そのまま手に持っている服を購入し、その後いくつかの店舗でも服を購入した。
「今日もありがとうね。買い物に付き合ってくれて」
「俺も気分転換ができてよかった」
「ギルドの仕事頑張ってね!」
「あぁ。頑張るよ、ありがとう」
――ギルドでの初仕事当日。
「早速仕事だ……わかっているとは思うがいきなり大きな仕事は任せられねえ」
「はい、わかっています」
「そこでだ。カイルには仕事に慣れてもらうため、まずは運搬依頼をこなしてもらう。念のため聞くが行商人だから経験はあるよな?」
「はい、大丈夫です」
「なら説明は省く。指定の積荷を馬車三台で運んでくれ」
「わかりましたが、馬車三台で同時に運搬した経験はありません」
「今回はカイルの他にも二人ギルドメンバーがいる。三人で協力して取り組んでくれ。後で他のメンバーも紹介するからよ」
「わかりました」
カイルは積荷と目的地、運搬ルートについてマグロックから説明を受けた。
「……といった依頼だ。じゃー、これから他のメンバーを紹介するからついてきてくれ」
カイルはマグロックと一緒に別の部屋へ移動する。
扉を開けると二人の男性がいた。
部屋にいた二人はカイルとマグロックが入ってきたのを確認すると会話を中断する。
「それじゃ、今回の依頼に取り組むメンバーが揃ったんで各々軽く自己紹介してくれ」
二人の男のうち一人は見覚えがある。
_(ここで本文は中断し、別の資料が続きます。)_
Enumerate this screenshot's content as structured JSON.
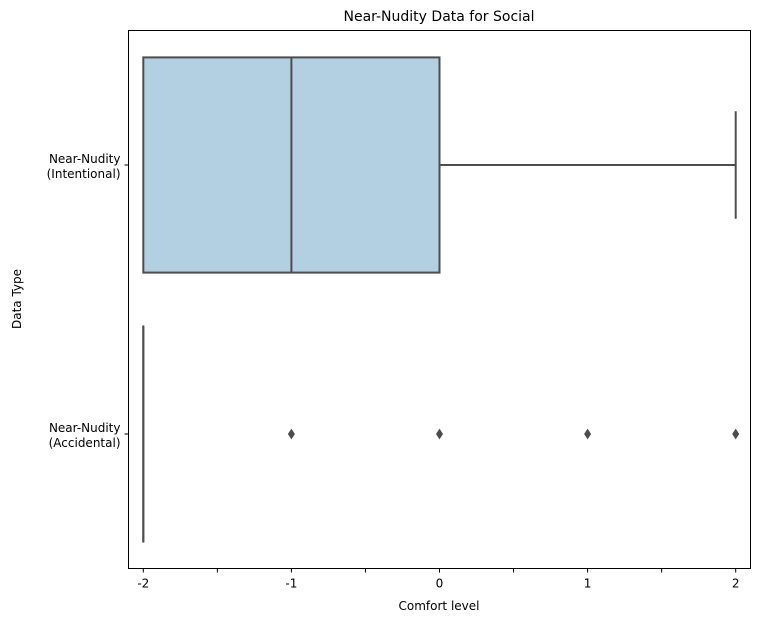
{
  "chart_data": {
    "type": "box",
    "orientation": "horizontal",
    "title": "Near-Nudity Data for Social",
    "xlabel": "Comfort level",
    "ylabel": "Data Type",
    "xlim": [
      -2.1,
      2.1
    ],
    "x_ticks": [
      -2,
      -1.5,
      -1,
      -0.5,
      0,
      0.5,
      1,
      1.5,
      2
    ],
    "x_tick_labels": [
      "-2",
      "",
      "-1",
      "",
      "0",
      "",
      "1",
      "",
      "2"
    ],
    "categories": [
      "Near-Nudity\n(Intentional)",
      "Near-Nudity\n(Accidental)"
    ],
    "boxes": [
      {
        "whisker_low": -2,
        "q1": -2,
        "median": -1,
        "q3": 0,
        "whisker_high": 2,
        "outliers": []
      },
      {
        "whisker_low": -2,
        "q1": -2,
        "median": -2,
        "q3": -2,
        "whisker_high": -2,
        "outliers": [
          -1,
          0,
          1,
          2
        ]
      }
    ],
    "grid": false,
    "colors": {
      "box_fill": "#b3cfe2",
      "line": "#4d4d4d",
      "frame": "#000000"
    }
  }
}
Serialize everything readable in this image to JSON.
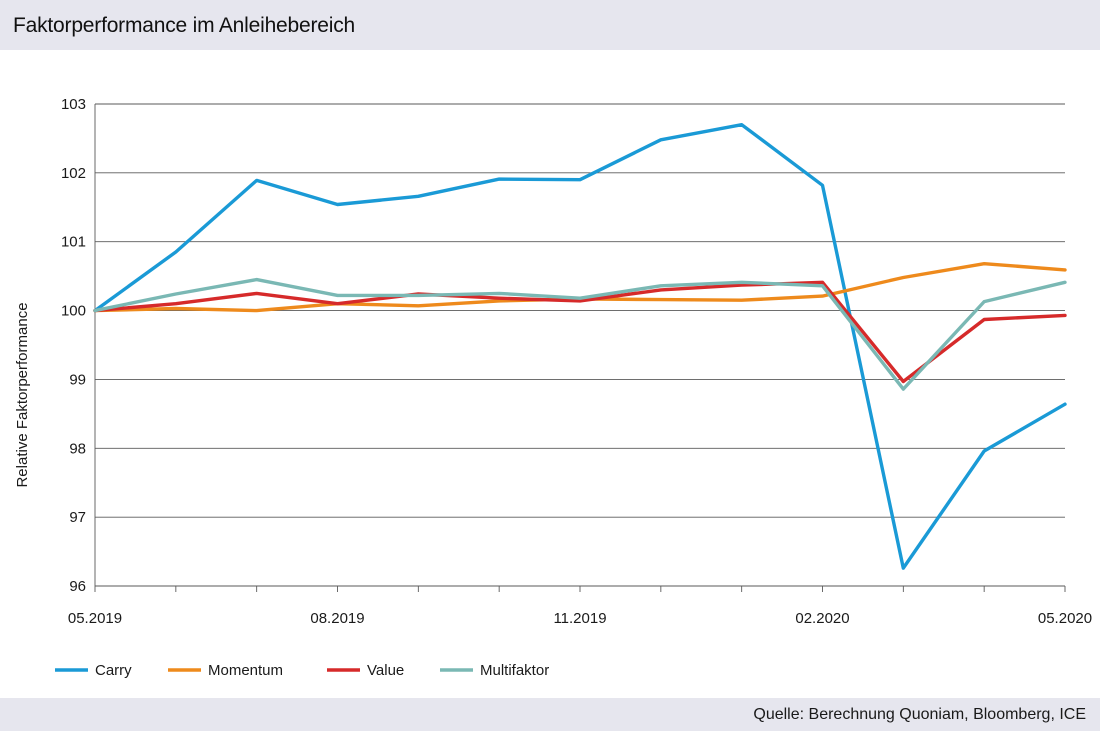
{
  "title": "Faktorperformance im Anleihebereich",
  "source": "Quelle: Berechnung Quoniam, Bloomberg, ICE",
  "chart_data": {
    "type": "line",
    "ylabel": "Relative Faktorperformance",
    "xlabel": "",
    "ylim": [
      96,
      103
    ],
    "yticks": [
      96,
      97,
      98,
      99,
      100,
      101,
      102,
      103
    ],
    "x_tick_labels": [
      "05.2019",
      "08.2019",
      "11.2019",
      "02.2020",
      "05.2020"
    ],
    "x_tick_label_indices": [
      0,
      3,
      6,
      9,
      12
    ],
    "x_count": 13,
    "grid": true,
    "legend_position": "bottom-left",
    "series": [
      {
        "name": "Carry",
        "color": "#1a9ad6",
        "values": [
          100.0,
          100.85,
          101.89,
          101.54,
          101.66,
          101.91,
          101.9,
          102.48,
          102.7,
          101.82,
          96.26,
          97.96,
          98.64
        ]
      },
      {
        "name": "Momentum",
        "color": "#ee8a1c",
        "values": [
          100.0,
          100.03,
          100.0,
          100.1,
          100.07,
          100.14,
          100.17,
          100.16,
          100.15,
          100.21,
          100.48,
          100.68,
          100.59
        ]
      },
      {
        "name": "Value",
        "color": "#d62a2a",
        "values": [
          100.0,
          100.1,
          100.25,
          100.1,
          100.24,
          100.18,
          100.14,
          100.3,
          100.37,
          100.41,
          98.97,
          99.87,
          99.93
        ]
      },
      {
        "name": "Multifaktor",
        "color": "#7ab8b4",
        "values": [
          100.0,
          100.24,
          100.45,
          100.22,
          100.22,
          100.25,
          100.18,
          100.36,
          100.41,
          100.36,
          98.86,
          100.13,
          100.41
        ]
      }
    ]
  }
}
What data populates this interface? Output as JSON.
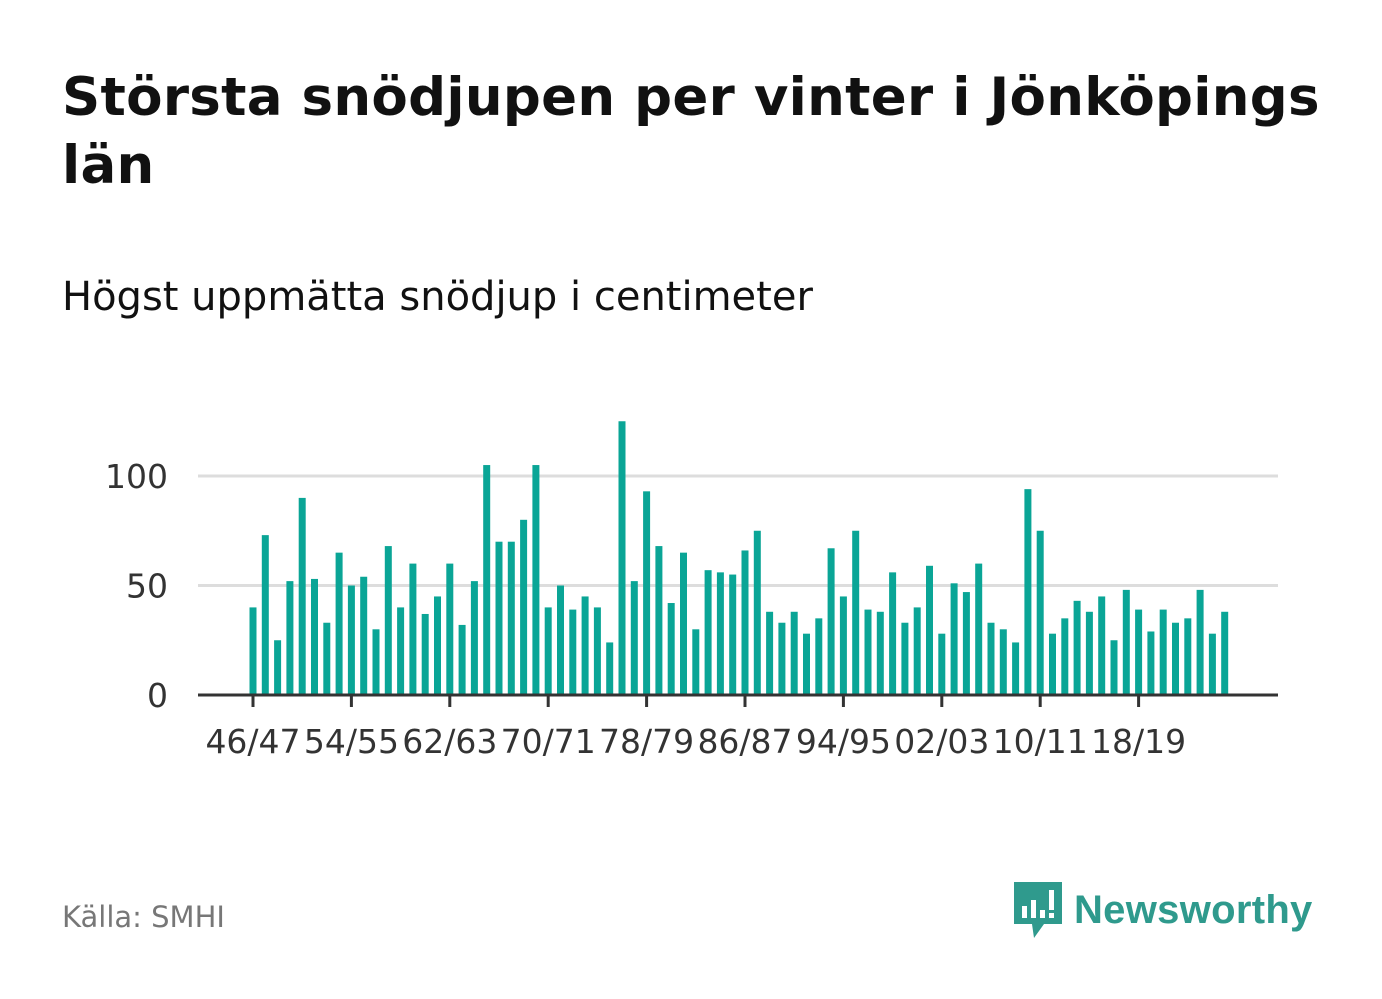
{
  "title": "Största snödjupen per vinter i Jönköpings län",
  "subtitle": "Högst uppmätta snödjup i centimeter",
  "source": "Källa: SMHI",
  "logo": "Newsworthy",
  "colors": {
    "bar": "#0aa596",
    "grid": "#dddddd",
    "axis": "#333333",
    "logo": "#2f9a8d"
  },
  "chart_data": {
    "type": "bar",
    "title": "Största snödjupen per vinter i Jönköpings län",
    "ylabel": "Högst uppmätta snödjup i centimeter",
    "xlabel": "",
    "ylim": [
      0,
      125
    ],
    "yticks": [
      0,
      50,
      100
    ],
    "grid": true,
    "xtick_labels": [
      "46/47",
      "54/55",
      "62/63",
      "70/71",
      "78/79",
      "86/87",
      "94/95",
      "02/03",
      "10/11",
      "18/19"
    ],
    "categories": [
      "46/47",
      "47/48",
      "48/49",
      "49/50",
      "50/51",
      "51/52",
      "52/53",
      "53/54",
      "54/55",
      "55/56",
      "56/57",
      "57/58",
      "58/59",
      "59/60",
      "60/61",
      "61/62",
      "62/63",
      "63/64",
      "64/65",
      "65/66",
      "66/67",
      "67/68",
      "68/69",
      "69/70",
      "70/71",
      "71/72",
      "72/73",
      "73/74",
      "74/75",
      "75/76",
      "76/77",
      "77/78",
      "78/79",
      "79/80",
      "80/81",
      "81/82",
      "82/83",
      "83/84",
      "84/85",
      "85/86",
      "86/87",
      "87/88",
      "88/89",
      "89/90",
      "90/91",
      "91/92",
      "92/93",
      "93/94",
      "94/95",
      "95/96",
      "96/97",
      "97/98",
      "98/99",
      "99/00",
      "00/01",
      "01/02",
      "02/03",
      "03/04",
      "04/05",
      "05/06",
      "06/07",
      "07/08",
      "08/09",
      "09/10",
      "10/11",
      "11/12",
      "12/13",
      "13/14",
      "14/15",
      "15/16",
      "16/17",
      "17/18",
      "18/19",
      "19/20",
      "20/21",
      "21/22",
      "22/23",
      "23/24",
      "24/25",
      "25/26"
    ],
    "values": [
      40,
      73,
      25,
      52,
      90,
      53,
      33,
      65,
      50,
      54,
      30,
      68,
      40,
      60,
      37,
      45,
      60,
      32,
      52,
      105,
      70,
      70,
      80,
      105,
      40,
      50,
      39,
      45,
      40,
      24,
      125,
      52,
      93,
      68,
      42,
      65,
      30,
      57,
      56,
      55,
      66,
      75,
      38,
      33,
      38,
      28,
      35,
      67,
      45,
      75,
      39,
      38,
      56,
      33,
      40,
      59,
      28,
      51,
      47,
      60,
      33,
      30,
      24,
      94,
      75,
      28,
      35,
      43,
      38,
      45,
      25,
      48,
      39,
      29,
      39,
      33,
      35,
      48,
      28,
      38
    ]
  }
}
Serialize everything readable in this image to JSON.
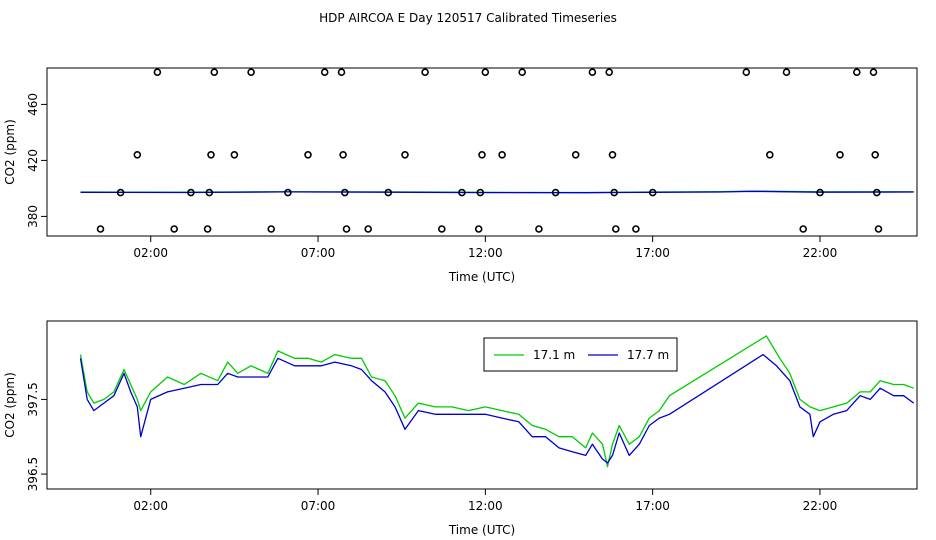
{
  "figure": {
    "title": "HDP AIRCOA E  Day 120517  Calibrated Timeseries"
  },
  "chart_data": [
    {
      "type": "scatter",
      "xlabel": "Time (UTC)",
      "ylabel": "CO2 (ppm)",
      "xlim": [
        -1.1,
        24.9
      ],
      "ylim": [
        366,
        486
      ],
      "x_ticks": [
        {
          "value": 2,
          "label": "02:00"
        },
        {
          "value": 7,
          "label": "07:00"
        },
        {
          "value": 12,
          "label": "12:00"
        },
        {
          "value": 17,
          "label": "17:00"
        },
        {
          "value": 22,
          "label": "22:00"
        }
      ],
      "y_ticks": [
        {
          "value": 380,
          "label": "380"
        },
        {
          "value": 420,
          "label": "420"
        },
        {
          "value": 460,
          "label": "460"
        }
      ],
      "grid": false,
      "series": [
        {
          "color": "#00cc00",
          "line": [
            [
              -0.1,
              397.4
            ],
            [
              3,
              397.3
            ],
            [
              6,
              397.6
            ],
            [
              9,
              397.5
            ],
            [
              12,
              397.2
            ],
            [
              15,
              397.1
            ],
            [
              17,
              397.4
            ],
            [
              19,
              397.7
            ],
            [
              20,
              398.1
            ],
            [
              22,
              397.6
            ],
            [
              24.8,
              397.6
            ]
          ]
        },
        {
          "color": "#0000cc",
          "line": [
            [
              -0.1,
              397.2
            ],
            [
              3,
              397.1
            ],
            [
              6,
              397.5
            ],
            [
              9,
              397.3
            ],
            [
              12,
              397.0
            ],
            [
              15,
              396.9
            ],
            [
              17,
              397.2
            ],
            [
              19,
              397.4
            ],
            [
              20,
              397.9
            ],
            [
              22,
              397.3
            ],
            [
              24.8,
              397.4
            ]
          ]
        }
      ],
      "markers": {
        "style": "open-circle",
        "points": [
          [
            0.5,
            371
          ],
          [
            1.1,
            397
          ],
          [
            1.6,
            424
          ],
          [
            2.2,
            483
          ],
          [
            2.7,
            371
          ],
          [
            3.2,
            397
          ],
          [
            3.7,
            371
          ],
          [
            3.75,
            397
          ],
          [
            3.8,
            424
          ],
          [
            3.9,
            483
          ],
          [
            4.5,
            424
          ],
          [
            5.0,
            483
          ],
          [
            5.6,
            371
          ],
          [
            6.1,
            397
          ],
          [
            6.7,
            424
          ],
          [
            7.2,
            483
          ],
          [
            7.7,
            483
          ],
          [
            7.75,
            424
          ],
          [
            7.8,
            397
          ],
          [
            7.85,
            371
          ],
          [
            8.5,
            371
          ],
          [
            9.1,
            397
          ],
          [
            9.6,
            424
          ],
          [
            10.2,
            483
          ],
          [
            10.7,
            371
          ],
          [
            11.3,
            397
          ],
          [
            11.8,
            371
          ],
          [
            11.85,
            397
          ],
          [
            11.9,
            424
          ],
          [
            12.0,
            483
          ],
          [
            12.5,
            424
          ],
          [
            13.1,
            483
          ],
          [
            13.6,
            371
          ],
          [
            14.1,
            397
          ],
          [
            14.7,
            424
          ],
          [
            15.2,
            483
          ],
          [
            15.7,
            483
          ],
          [
            15.8,
            424
          ],
          [
            15.85,
            397
          ],
          [
            15.9,
            371
          ],
          [
            16.5,
            371
          ],
          [
            17.0,
            397
          ],
          [
            19.8,
            483
          ],
          [
            20.5,
            424
          ],
          [
            21.0,
            483
          ],
          [
            21.5,
            371
          ],
          [
            22.0,
            397
          ],
          [
            22.6,
            424
          ],
          [
            23.1,
            483
          ],
          [
            23.6,
            483
          ],
          [
            23.65,
            424
          ],
          [
            23.7,
            397
          ],
          [
            23.75,
            371
          ]
        ]
      }
    },
    {
      "type": "line",
      "xlabel": "Time (UTC)",
      "ylabel": "CO2 (ppm)",
      "xlim": [
        -1.1,
        24.9
      ],
      "ylim": [
        396.3,
        398.55
      ],
      "x_ticks": [
        {
          "value": 2,
          "label": "02:00"
        },
        {
          "value": 7,
          "label": "07:00"
        },
        {
          "value": 12,
          "label": "12:00"
        },
        {
          "value": 17,
          "label": "17:00"
        },
        {
          "value": 22,
          "label": "22:00"
        }
      ],
      "y_ticks": [
        {
          "value": 396.5,
          "label": "396.5"
        },
        {
          "value": 397.5,
          "label": "397.5"
        }
      ],
      "grid": false,
      "legend_position": "top",
      "series": [
        {
          "name": "17.1 m",
          "color": "#00cc00",
          "points": [
            [
              -0.1,
              398.1
            ],
            [
              0.1,
              397.6
            ],
            [
              0.3,
              397.45
            ],
            [
              0.6,
              397.5
            ],
            [
              0.9,
              397.6
            ],
            [
              1.2,
              397.9
            ],
            [
              1.4,
              397.7
            ],
            [
              1.6,
              397.5
            ],
            [
              1.7,
              397.35
            ],
            [
              2.0,
              397.6
            ],
            [
              2.5,
              397.8
            ],
            [
              3.0,
              397.7
            ],
            [
              3.5,
              397.85
            ],
            [
              4.0,
              397.75
            ],
            [
              4.3,
              398.0
            ],
            [
              4.6,
              397.85
            ],
            [
              5.0,
              397.95
            ],
            [
              5.5,
              397.85
            ],
            [
              5.8,
              398.15
            ],
            [
              6.3,
              398.05
            ],
            [
              6.7,
              398.05
            ],
            [
              7.1,
              398.0
            ],
            [
              7.5,
              398.1
            ],
            [
              8.0,
              398.05
            ],
            [
              8.3,
              398.05
            ],
            [
              8.6,
              397.8
            ],
            [
              9.0,
              397.75
            ],
            [
              9.3,
              397.55
            ],
            [
              9.6,
              397.25
            ],
            [
              10.0,
              397.45
            ],
            [
              10.5,
              397.4
            ],
            [
              11.0,
              397.4
            ],
            [
              11.5,
              397.35
            ],
            [
              12.0,
              397.4
            ],
            [
              12.5,
              397.35
            ],
            [
              13.0,
              397.3
            ],
            [
              13.4,
              397.15
            ],
            [
              13.8,
              397.1
            ],
            [
              14.2,
              397.0
            ],
            [
              14.6,
              397.0
            ],
            [
              15.0,
              396.85
            ],
            [
              15.2,
              397.05
            ],
            [
              15.5,
              396.9
            ],
            [
              15.65,
              396.6
            ],
            [
              15.8,
              396.9
            ],
            [
              16.0,
              397.15
            ],
            [
              16.3,
              396.9
            ],
            [
              16.6,
              397.0
            ],
            [
              16.9,
              397.25
            ],
            [
              17.2,
              397.35
            ],
            [
              17.5,
              397.55
            ],
            [
              20.4,
              398.35
            ],
            [
              20.8,
              398.05
            ],
            [
              21.1,
              397.85
            ],
            [
              21.4,
              397.5
            ],
            [
              21.7,
              397.4
            ],
            [
              22.0,
              397.35
            ],
            [
              22.4,
              397.4
            ],
            [
              22.8,
              397.45
            ],
            [
              23.2,
              397.6
            ],
            [
              23.5,
              397.6
            ],
            [
              23.8,
              397.75
            ],
            [
              24.2,
              397.7
            ],
            [
              24.5,
              397.7
            ],
            [
              24.8,
              397.65
            ]
          ]
        },
        {
          "name": "17.7 m",
          "color": "#0000cc",
          "points": [
            [
              -0.1,
              398.05
            ],
            [
              0.1,
              397.5
            ],
            [
              0.3,
              397.35
            ],
            [
              0.6,
              397.45
            ],
            [
              0.9,
              397.55
            ],
            [
              1.2,
              397.85
            ],
            [
              1.4,
              397.6
            ],
            [
              1.6,
              397.4
            ],
            [
              1.7,
              397.0
            ],
            [
              2.0,
              397.5
            ],
            [
              2.5,
              397.6
            ],
            [
              3.0,
              397.65
            ],
            [
              3.5,
              397.7
            ],
            [
              4.0,
              397.7
            ],
            [
              4.3,
              397.85
            ],
            [
              4.6,
              397.8
            ],
            [
              5.0,
              397.8
            ],
            [
              5.5,
              397.8
            ],
            [
              5.8,
              398.05
            ],
            [
              6.3,
              397.95
            ],
            [
              6.7,
              397.95
            ],
            [
              7.1,
              397.95
            ],
            [
              7.5,
              398.0
            ],
            [
              8.0,
              397.95
            ],
            [
              8.3,
              397.9
            ],
            [
              8.6,
              397.75
            ],
            [
              9.0,
              397.6
            ],
            [
              9.3,
              397.4
            ],
            [
              9.6,
              397.1
            ],
            [
              10.0,
              397.35
            ],
            [
              10.5,
              397.3
            ],
            [
              11.0,
              397.3
            ],
            [
              11.5,
              397.3
            ],
            [
              12.0,
              397.3
            ],
            [
              12.5,
              397.25
            ],
            [
              13.0,
              397.2
            ],
            [
              13.4,
              397.0
            ],
            [
              13.8,
              397.0
            ],
            [
              14.2,
              396.85
            ],
            [
              14.6,
              396.8
            ],
            [
              15.0,
              396.75
            ],
            [
              15.2,
              396.9
            ],
            [
              15.5,
              396.7
            ],
            [
              15.65,
              396.65
            ],
            [
              15.8,
              396.75
            ],
            [
              16.0,
              397.05
            ],
            [
              16.3,
              396.75
            ],
            [
              16.6,
              396.9
            ],
            [
              16.9,
              397.15
            ],
            [
              17.2,
              397.25
            ],
            [
              17.5,
              397.3
            ],
            [
              20.3,
              398.1
            ],
            [
              20.7,
              397.95
            ],
            [
              21.1,
              397.75
            ],
            [
              21.4,
              397.4
            ],
            [
              21.7,
              397.3
            ],
            [
              21.8,
              397.0
            ],
            [
              22.0,
              397.2
            ],
            [
              22.4,
              397.3
            ],
            [
              22.8,
              397.35
            ],
            [
              23.2,
              397.55
            ],
            [
              23.5,
              397.5
            ],
            [
              23.8,
              397.65
            ],
            [
              24.2,
              397.55
            ],
            [
              24.5,
              397.55
            ],
            [
              24.8,
              397.45
            ]
          ]
        }
      ]
    }
  ]
}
レスタだ。
「レスタです。先日まで行商人をやっていました。大きい仕事をしたくてこのギルドに入りました」
先日のカイルとの会話とは異なり、丁寧に話す。
「一年先輩のガストルです。よろしくお願いします」
二人の自己紹介が終わり、カイルも続けて行った。
「本来は当ギルドに所属するメンバー全員の前で新規メンバーを紹介するつもりだったんだが、タイミングが合わなくてな。この依頼が終わってから改めて紹介する。では皆よろしく頼む」
マグロックが発言すると部屋から出て行き、カイル、レスタ、ガストルの三人が部屋に残った。
「なんだよ。さっそくお前と一緒の仕事かよ……」
レスタがカイルに聞こえるよう不満そうにつぶやいた。
「さっ、じゃーさっそく仕事の準備を始めるよ」
ガストルがカイルとレスタに合図をする。
王都ロムヘイムスから目的地へは約一週間かかる。
各々は積荷の確認をすると、馬にまたがった。
ガストルの馬車を先頭にして、レスタが続き、その後ろにカイルが続く。
今回の依頼はEランク相当だ。
相当というのは、本来ランクは依頼受付所が決めるものだからである。
ギルドへは依頼受付所からでなく、個人や組織から直接くるものも多い。
そういったものはランクが明示されておらず、どのランクに相当するかは依頼内容を確認してギルド側で判断する。